Elementary Calculus Problem involving Derivatives

[kierlain]

I am currently working on old tests to prepare for my final in Elementary Calculus. I came across this problem and have no idea what to do. Any help would be greatly appreciated.

A new Japanese restaurant is pricing a koi pond. A 4 foot deep, 8 foot radius circular pond looks nice, but requires over 6000 gallons of water. The owner only wants a 5000 gallon pond, but assumes that will be too small. You suggest reducing the radius by half a foot, but the owner scoffs that 5999.5 gallons is no better. You explain there are nearly 7.5 gallons in each cubic foot, but the owner still thinks you are only saving 3.75 gallons.

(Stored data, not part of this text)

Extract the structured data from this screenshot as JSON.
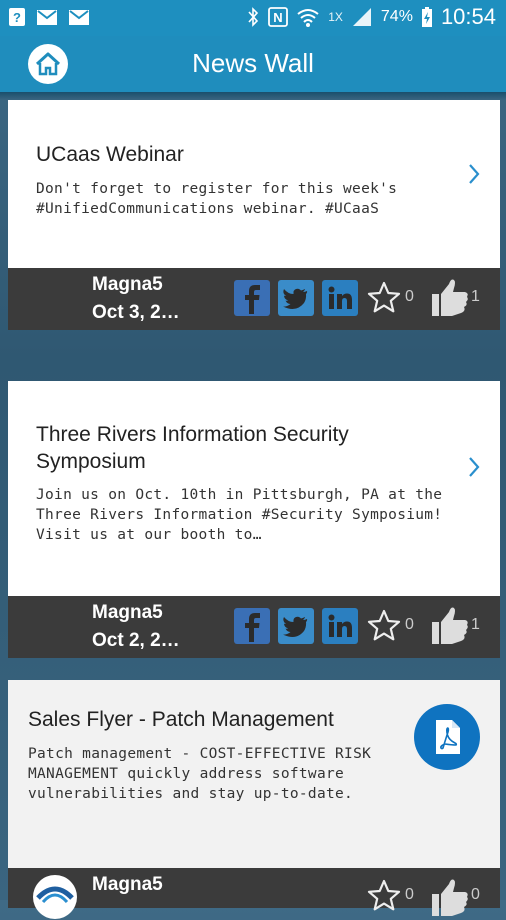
{
  "status_bar": {
    "network": "1X",
    "battery": "74%",
    "time": "10:54"
  },
  "app_bar": {
    "title": "News Wall"
  },
  "posts": [
    {
      "title": "UCaas Webinar",
      "body": "Don't forget to register for this week's #UnifiedCommunications webinar. #UCaaS",
      "author": "Magna5",
      "date": "Oct 3, 2…",
      "star_count": "0",
      "like_count": "1"
    },
    {
      "title": "Three Rivers Information Security Symposium",
      "body": "Join us on Oct. 10th in Pittsburgh, PA at the Three Rivers Information #Security Symposium! Visit us at our booth to…",
      "author": "Magna5",
      "date": "Oct 2, 2…",
      "star_count": "0",
      "like_count": "1"
    },
    {
      "title": "Sales Flyer - Patch Management",
      "body": "Patch management - COST-EFFECTIVE RISK MANAGEMENT quickly address software vulnerabilities and stay up-to-date.",
      "author": "Magna5",
      "star_count": "0",
      "like_count": "0"
    }
  ],
  "icons": {
    "home": "home-icon",
    "chevron": "chevron-right-icon",
    "facebook": "facebook-icon",
    "twitter": "twitter-icon",
    "linkedin": "linkedin-icon",
    "star": "star-outline-icon",
    "like": "thumbs-up-icon",
    "pdf": "pdf-icon"
  },
  "colors": {
    "primary": "#1f8dbd",
    "footer": "#3b3b3b",
    "social_blue": "#3a8cc9",
    "pdf_button": "#0f73c0"
  }
}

Since the volume of the pond is given by 4πr2, use the power rule to explain why you are saving about 200 times as much as the owner's last estimate.

 

[MarkFL]

Since we are instructed to use differentiation, we could use a linear approximation.

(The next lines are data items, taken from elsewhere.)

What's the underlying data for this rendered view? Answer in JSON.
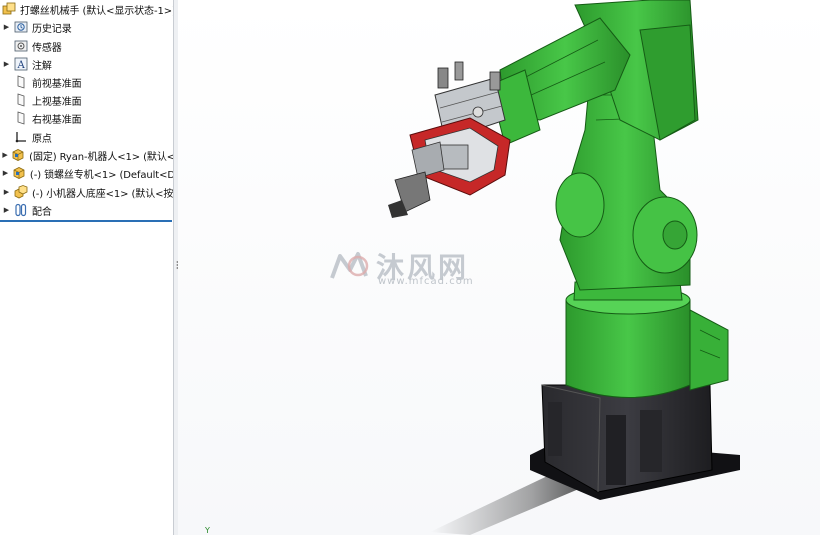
{
  "feature_tree": {
    "root": {
      "label": "打螺丝机械手  (默认<显示状态-1>)",
      "icon": "assembly-icon"
    },
    "items": [
      {
        "label": "历史记录",
        "icon": "history-icon",
        "expandable": true
      },
      {
        "label": "传感器",
        "icon": "sensor-icon",
        "expandable": false
      },
      {
        "label": "注解",
        "icon": "annotation-icon",
        "expandable": true
      },
      {
        "label": "前视基准面",
        "icon": "plane-icon",
        "expandable": false
      },
      {
        "label": "上视基准面",
        "icon": "plane-icon",
        "expandable": false
      },
      {
        "label": "右视基准面",
        "icon": "plane-icon",
        "expandable": false
      },
      {
        "label": "原点",
        "icon": "origin-icon",
        "expandable": false
      },
      {
        "label": "(固定) Ryan-机器人<1> (默认<",
        "icon": "part-icon",
        "expandable": true
      },
      {
        "label": "(-) 锁螺丝专机<1> (Default<D",
        "icon": "part-icon",
        "expandable": true
      },
      {
        "label": "(-) 小机器人底座<1> (默认<按",
        "icon": "subassembly-icon",
        "expandable": true
      },
      {
        "label": "配合",
        "icon": "mates-icon",
        "expandable": true
      }
    ]
  },
  "viewport": {
    "watermark_cn": "沐风网",
    "watermark_url": "www.mfcad.com",
    "triad_label": "Y"
  },
  "colors": {
    "robot_green": "#3fbf3f",
    "robot_green_dark": "#1f7a1f",
    "base_black": "#1b1b1e",
    "gripper_red": "#c62828",
    "selection_blue": "#2a6fb5"
  }
}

\(\displaystyle \frac{\Delta V}{\Delta r}\approx \d{V}{r}=8\pi r\)

\(\displaystyle \Delta V\approx8\pi r\Delta r\)

Now, with $r=8,\,\Delta r=\dfrac{1}{2}$, we find the approximation for the change in volume is given by:

\(\displaystyle \Delta V\approx8\pi(8)\left(\frac{1}{2}\right)\)

Since the owner believes the change in volume is only 0.5 cubic feet, we can then show that the actual change is more by a factor $f$, given by:

\(\displaystyle f=\frac{8\pi(8)\left(\dfrac{1}{2}\right)}{\dfrac{1}{2}}=64\pi\approx201.061929829747\)

 

[Prove It]

Since we are instructed to use differentiation, we could use a linear approximation.

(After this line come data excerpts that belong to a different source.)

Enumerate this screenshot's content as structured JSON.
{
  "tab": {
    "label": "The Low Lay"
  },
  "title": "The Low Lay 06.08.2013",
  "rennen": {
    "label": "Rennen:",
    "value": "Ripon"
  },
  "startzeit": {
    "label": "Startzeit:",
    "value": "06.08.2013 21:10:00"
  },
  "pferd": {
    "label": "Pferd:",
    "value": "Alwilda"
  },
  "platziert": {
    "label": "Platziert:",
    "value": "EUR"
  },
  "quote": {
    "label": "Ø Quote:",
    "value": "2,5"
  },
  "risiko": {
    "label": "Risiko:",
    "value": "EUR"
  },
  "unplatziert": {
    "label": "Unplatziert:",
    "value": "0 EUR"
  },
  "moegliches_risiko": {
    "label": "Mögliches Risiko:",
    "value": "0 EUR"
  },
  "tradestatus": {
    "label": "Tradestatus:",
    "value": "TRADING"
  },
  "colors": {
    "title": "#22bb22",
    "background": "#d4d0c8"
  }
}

\(\displaystyle \frac{\Delta V}{\Delta r}\approx \d{V}{r}=8\pi r\)

\(\displaystyle \Delta V\approx8\pi r\Delta r\)

Now, with $r=8,\,\Delta r=\dfrac{1}{2}$, we find the approximation for the change in volume is given by:

\(\displaystyle \Delta V\approx8\pi(8)\left(\frac{1}{2}\right)\)

Since the owner believes the change in volume is only 0.5 cubic feet, we can then show that the actual change is more by a factor $f$, given by:

\(\displaystyle f=\frac{8\pi(8)\left(\dfrac{1}{2}\right)}{\dfrac{1}{2}}=64\pi\approx201.061929829747\)

Actually since the radius is being reduced, $\displaystyle \begin{align*} \Delta r = -\frac{1}{2} \end{align*}$. It doesn"t make much difference to the actual calculation though...